To solve the definite integral

$\int_{1}^{3} |5x - 4| \, dx$

we need to handle the absolute value carefully by determining where the expression inside the absolute value, $5x - 4$, changes sign.

1. Find where $5x - 4 = 0$: $5x - 4 = 0 \Rightarrow x = \frac{4}{5} = 0.8$

Since $0.8$ is outside the interval $[1, 3]$, we can observe that $5x - 4$ is positive within this interval (since $5x - 4 > 0$ for $x > 0.8$). Therefore, we can drop the absolute value for this interval, and the integral becomes:

$\int_{1}^{3} (5x - 4) \, dx$

2. Integrate $5x - 4$:

   The antiderivative of $5x - 4$ is: $\int (5x - 4) \, dx = \frac{5x^2}{2} - 4x$

3. Evaluate the definite integral: Substitute $x = 3$ and $x = 1$: [ \left[ \frac{5 \cdot 3^2}{2} - 4 \cdot 3 \right] - \left[ \frac{5 \cdot 1^2}{2} - 4 \cdot 1 \right] ]
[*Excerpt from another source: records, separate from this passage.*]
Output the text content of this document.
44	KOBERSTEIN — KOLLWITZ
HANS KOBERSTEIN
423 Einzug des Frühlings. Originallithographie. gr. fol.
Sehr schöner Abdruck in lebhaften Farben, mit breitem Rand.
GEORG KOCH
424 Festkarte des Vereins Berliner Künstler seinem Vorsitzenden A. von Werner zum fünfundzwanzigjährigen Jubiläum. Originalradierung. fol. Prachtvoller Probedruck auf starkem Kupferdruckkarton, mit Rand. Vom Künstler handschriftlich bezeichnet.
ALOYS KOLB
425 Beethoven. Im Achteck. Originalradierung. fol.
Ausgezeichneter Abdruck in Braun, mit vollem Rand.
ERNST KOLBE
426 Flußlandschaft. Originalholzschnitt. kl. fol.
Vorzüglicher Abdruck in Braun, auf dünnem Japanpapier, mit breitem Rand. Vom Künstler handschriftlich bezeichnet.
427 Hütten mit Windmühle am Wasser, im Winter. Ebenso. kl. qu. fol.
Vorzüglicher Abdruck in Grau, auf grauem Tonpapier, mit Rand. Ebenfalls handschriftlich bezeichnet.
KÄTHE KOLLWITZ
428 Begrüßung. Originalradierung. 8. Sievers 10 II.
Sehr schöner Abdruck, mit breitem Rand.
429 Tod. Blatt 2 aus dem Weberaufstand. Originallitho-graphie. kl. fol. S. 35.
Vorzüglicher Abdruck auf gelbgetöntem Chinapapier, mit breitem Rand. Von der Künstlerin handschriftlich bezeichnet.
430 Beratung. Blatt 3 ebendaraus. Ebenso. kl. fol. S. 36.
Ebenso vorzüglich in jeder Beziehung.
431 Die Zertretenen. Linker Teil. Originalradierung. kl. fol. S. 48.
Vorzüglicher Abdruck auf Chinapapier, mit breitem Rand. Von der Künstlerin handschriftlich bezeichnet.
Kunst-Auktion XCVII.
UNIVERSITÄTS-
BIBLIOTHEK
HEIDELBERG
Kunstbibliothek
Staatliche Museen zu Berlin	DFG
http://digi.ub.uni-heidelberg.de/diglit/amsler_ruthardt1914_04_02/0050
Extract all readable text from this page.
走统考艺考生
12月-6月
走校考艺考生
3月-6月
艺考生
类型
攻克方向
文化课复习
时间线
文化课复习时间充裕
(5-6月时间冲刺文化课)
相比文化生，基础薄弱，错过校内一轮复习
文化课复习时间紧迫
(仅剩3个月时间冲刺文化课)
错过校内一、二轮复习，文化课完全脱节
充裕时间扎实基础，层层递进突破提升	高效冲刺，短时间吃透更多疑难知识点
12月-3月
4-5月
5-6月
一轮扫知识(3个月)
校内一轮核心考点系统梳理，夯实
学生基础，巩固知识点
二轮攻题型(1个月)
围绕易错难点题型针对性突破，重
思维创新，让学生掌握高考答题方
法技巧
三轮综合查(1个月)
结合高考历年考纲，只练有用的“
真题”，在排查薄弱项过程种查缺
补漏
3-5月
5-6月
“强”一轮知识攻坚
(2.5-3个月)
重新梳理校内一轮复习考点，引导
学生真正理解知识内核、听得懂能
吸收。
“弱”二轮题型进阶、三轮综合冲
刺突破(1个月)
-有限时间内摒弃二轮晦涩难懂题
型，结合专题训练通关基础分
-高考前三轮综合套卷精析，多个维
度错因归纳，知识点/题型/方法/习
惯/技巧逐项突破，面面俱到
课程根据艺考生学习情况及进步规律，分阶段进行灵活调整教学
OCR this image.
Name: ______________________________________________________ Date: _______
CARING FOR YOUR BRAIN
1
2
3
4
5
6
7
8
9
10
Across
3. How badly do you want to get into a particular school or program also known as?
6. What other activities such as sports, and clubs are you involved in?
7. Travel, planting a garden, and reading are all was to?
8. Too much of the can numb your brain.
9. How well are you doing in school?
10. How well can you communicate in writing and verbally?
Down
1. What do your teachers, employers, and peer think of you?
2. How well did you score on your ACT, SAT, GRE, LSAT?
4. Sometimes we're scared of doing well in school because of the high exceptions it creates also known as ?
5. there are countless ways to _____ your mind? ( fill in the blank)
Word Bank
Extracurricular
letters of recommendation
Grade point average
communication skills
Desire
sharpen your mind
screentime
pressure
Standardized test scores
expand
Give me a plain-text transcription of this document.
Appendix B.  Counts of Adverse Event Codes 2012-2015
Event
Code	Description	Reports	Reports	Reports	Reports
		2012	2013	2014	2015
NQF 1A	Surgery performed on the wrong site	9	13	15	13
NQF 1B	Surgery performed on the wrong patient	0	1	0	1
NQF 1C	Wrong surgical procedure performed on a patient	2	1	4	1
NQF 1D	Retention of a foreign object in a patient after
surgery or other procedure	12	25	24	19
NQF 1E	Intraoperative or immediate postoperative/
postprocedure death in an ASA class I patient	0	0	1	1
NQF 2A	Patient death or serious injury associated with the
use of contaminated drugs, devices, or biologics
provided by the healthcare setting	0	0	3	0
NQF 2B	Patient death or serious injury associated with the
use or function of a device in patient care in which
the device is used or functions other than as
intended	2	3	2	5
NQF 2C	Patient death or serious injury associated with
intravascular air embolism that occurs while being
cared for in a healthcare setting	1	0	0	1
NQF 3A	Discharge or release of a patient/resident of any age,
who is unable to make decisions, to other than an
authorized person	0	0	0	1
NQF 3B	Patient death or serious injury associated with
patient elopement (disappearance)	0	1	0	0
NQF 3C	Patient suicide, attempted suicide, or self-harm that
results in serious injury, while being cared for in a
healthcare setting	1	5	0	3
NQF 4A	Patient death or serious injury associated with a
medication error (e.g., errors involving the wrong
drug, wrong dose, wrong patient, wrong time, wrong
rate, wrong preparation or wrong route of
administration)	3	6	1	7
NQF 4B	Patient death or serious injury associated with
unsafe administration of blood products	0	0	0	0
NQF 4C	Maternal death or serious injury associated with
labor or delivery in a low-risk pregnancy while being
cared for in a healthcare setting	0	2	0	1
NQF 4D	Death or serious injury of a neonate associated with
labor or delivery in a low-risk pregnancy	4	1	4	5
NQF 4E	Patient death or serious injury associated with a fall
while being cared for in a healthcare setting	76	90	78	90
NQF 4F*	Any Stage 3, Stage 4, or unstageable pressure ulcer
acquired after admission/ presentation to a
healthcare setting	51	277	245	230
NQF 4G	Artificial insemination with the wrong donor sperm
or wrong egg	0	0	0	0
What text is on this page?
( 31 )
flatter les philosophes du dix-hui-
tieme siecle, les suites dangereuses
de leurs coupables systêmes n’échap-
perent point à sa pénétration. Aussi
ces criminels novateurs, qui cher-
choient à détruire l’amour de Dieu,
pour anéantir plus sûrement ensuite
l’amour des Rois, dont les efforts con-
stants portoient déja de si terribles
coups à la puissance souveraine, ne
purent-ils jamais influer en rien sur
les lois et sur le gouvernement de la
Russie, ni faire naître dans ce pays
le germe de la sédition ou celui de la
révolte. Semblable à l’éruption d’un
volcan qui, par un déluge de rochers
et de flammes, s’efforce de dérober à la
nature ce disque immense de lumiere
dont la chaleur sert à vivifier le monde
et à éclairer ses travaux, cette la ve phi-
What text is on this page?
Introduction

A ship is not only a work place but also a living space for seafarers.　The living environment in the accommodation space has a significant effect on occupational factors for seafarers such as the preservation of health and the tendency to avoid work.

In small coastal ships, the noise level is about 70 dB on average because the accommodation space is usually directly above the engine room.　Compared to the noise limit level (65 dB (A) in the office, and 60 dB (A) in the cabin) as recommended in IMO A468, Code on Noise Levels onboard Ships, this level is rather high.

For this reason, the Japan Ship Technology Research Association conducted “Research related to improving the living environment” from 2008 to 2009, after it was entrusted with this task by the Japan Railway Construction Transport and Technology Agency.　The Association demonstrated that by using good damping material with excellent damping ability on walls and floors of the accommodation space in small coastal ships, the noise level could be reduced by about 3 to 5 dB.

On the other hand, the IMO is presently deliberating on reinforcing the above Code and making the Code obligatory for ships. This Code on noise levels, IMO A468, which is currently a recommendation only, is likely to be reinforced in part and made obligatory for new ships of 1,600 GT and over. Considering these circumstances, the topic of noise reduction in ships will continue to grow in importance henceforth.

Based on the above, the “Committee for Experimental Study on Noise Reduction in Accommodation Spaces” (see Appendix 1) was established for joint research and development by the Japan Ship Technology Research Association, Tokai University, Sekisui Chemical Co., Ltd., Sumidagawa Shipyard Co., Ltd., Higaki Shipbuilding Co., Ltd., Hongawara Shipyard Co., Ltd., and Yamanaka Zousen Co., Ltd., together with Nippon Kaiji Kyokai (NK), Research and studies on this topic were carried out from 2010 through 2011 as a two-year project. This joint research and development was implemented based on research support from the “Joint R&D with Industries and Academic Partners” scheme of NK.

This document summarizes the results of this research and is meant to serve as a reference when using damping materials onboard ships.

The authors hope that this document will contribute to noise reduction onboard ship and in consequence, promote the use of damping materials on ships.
   Simplify each part: $= \left( \frac{5 \cdot 9}{2} - 12 \right) - \left( \frac{5 \cdot 1}{2} - 4 \right)$ $= \left( \frac{45}{2} - 12 \right) - \left( \frac{5}{2} - 4 \right)$ $= \left( 22.5 - 12 \right) - \left( 2.5 - 4 \right)$ $= 10.5 + 1.5 = 12$

So, the answer to the integral is:

$\boxed{12}$

If you have any questions or would like further details, let me know!

Additional Related Questions:

1. How would the solution change if the limits of integration were from $0$ to $3$?
2. What is the effect of absolute values on definite integrals in general?
3. Can you explain how to integrate functions with absolute values over intervals with sign changes?
4. How would the answer differ if the function inside the absolute value were negative over part of the interval?
5. Could this problem be solved by breaking it into piecewise integrals?

Tip: When dealing with absolute values in integrals, check where the expression inside the absolute value changes sign within the integration limits. This can simplify your work.